According to The People Who Share, a site dedicated to this concept:
“The Sharing Economy is a socio-economic ecosystem built around the sharing of human and physical resources. It includes the shared creation, production, distribution, trade and consumption of goods and services by different people and organizations.”
One of the most popular recent examples of the shared economy is Uber, a mobile app-based transportation that allows everyday car owners to transform their vehicles into taxis. By cutting the costs to riders while empowering non-traditional taxi drivers to generate revenue from their otherwise unused assets, Uber has completely disrupted the way that people think about the taxi industry.
Similarly, AirBNB has begun to transform the hotel industry by allowing anyone who owns an apartment or a house to rent their place to travelers who are looking for an affordable alternative to hotels and/or desire a more unique place to stay when out of town.
However, all of these sharing economy websites and apps build on a legacy that companies such as LegalShield pioneered for decades before anyone had heard of Uber or AirBNB.
Founded over 40 years ago, LegalShield was the first company to harness the power of collaborative consumption to transform the way that people think about hiring and using an attorney. Now with over 1.4 million memberships covering 3.5 million people, LegalShield has fundamentally shifted the legal field in two powerful ways.
Changing the Way You Pay for a Lawyer
Each month, members pay as little as $29.95 to be part of the LegalShield community. In return for their membership, these consumers receive essentially unlimited access to some of the premier law firms in the country.
“Everyone grew up being intimidated by lawyers because, like the taxi model, the meter is always running. That created constant anxiety for consumers who wonder, ‘Are my lawyer’s interests aligned with mine?’ LegalShield disrupts that business model through ‘crowd sharing;’ we brought together the purchasing power of 3.5 million people in North America to collectively pay for the entire group, and when any individual member calls they are treated like the largest client at the firm,” says Jeff Bell, CEO of LegalShield. “The attorney has no clock, so the member has no anxiety. Both parties are aligned around the same objective.”
Changing the Way Lawyers Get Paid
Traditionally, lawyers are focused on maximizing their number of billable hours. While this is certainly not the case for every attorney, this model creates an incentive for lawyers to drag out their work and delay resolution of their clients’ cases; after all, if a case takes twice as long to close, they get to bill twice as much!

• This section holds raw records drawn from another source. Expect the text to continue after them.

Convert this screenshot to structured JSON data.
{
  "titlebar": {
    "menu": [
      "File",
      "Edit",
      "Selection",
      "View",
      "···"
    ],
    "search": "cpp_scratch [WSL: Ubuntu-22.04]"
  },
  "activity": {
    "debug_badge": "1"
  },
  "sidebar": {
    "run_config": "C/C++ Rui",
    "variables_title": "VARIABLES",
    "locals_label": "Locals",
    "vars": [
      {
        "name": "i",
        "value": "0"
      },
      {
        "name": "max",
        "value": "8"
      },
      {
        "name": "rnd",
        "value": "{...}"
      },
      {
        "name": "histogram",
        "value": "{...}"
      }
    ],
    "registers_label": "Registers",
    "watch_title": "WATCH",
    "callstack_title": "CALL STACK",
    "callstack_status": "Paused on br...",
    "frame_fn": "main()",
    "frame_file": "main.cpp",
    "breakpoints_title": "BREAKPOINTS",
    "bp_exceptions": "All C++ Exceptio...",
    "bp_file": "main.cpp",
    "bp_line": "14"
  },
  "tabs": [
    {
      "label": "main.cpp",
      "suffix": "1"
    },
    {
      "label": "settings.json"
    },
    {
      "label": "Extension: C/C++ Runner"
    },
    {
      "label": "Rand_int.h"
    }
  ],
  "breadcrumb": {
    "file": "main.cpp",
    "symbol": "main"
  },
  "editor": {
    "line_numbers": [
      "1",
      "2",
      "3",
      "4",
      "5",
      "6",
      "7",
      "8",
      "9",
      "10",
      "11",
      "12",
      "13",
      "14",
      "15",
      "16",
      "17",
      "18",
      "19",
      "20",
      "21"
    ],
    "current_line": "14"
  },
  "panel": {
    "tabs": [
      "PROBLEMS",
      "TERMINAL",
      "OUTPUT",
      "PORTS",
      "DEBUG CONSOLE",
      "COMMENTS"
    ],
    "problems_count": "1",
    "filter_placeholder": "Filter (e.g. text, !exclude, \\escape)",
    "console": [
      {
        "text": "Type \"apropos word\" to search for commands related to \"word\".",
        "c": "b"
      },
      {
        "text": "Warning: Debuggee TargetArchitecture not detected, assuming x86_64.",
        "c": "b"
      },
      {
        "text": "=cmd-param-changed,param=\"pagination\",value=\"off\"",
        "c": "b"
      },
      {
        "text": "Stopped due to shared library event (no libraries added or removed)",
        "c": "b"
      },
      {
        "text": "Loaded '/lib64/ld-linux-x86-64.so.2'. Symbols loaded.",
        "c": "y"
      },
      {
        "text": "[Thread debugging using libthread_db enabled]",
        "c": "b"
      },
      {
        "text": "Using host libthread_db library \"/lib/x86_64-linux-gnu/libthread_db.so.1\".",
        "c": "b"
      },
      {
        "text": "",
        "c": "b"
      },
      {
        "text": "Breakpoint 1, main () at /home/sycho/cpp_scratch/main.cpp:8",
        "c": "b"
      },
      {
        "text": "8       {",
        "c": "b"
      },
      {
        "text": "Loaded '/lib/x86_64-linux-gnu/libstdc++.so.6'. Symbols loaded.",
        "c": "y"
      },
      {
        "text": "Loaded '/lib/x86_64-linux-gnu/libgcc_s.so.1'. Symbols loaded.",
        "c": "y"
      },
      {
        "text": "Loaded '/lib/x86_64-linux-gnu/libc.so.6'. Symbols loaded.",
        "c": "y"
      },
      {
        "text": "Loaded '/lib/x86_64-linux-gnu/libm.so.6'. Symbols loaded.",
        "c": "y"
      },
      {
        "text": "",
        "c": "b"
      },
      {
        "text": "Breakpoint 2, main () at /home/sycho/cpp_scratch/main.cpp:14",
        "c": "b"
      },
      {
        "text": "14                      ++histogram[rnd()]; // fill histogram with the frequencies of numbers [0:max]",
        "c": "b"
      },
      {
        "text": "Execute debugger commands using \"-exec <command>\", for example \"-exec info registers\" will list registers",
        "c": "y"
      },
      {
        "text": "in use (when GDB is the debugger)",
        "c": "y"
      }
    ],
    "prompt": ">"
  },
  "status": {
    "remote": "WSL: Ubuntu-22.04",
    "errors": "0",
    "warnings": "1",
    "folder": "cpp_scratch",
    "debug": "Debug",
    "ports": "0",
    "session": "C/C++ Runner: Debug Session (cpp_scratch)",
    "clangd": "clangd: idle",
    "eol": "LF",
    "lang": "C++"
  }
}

However, this has also created an environment in which attorneys are treated more like billing machines than as professionals. By providing its partner law firms with a set rate of monthly income, no matter how long they work on a matter, LegalShield flips this model on its head. The result is a situation in which lawyers are focused on resolving their client’s issues as quickly and effectively as possible, ensuring that their clients are happy.
“Some parts of the sharing economy are involved in a form of creative destruction; LegalShield has a disruptive but not a destructive business model. In fact, as we grow, we employ more and more lawyers, and our lawyers come to work happy because they enjoy the work that they do. They don’t have to worry about billable hours,” says Bell.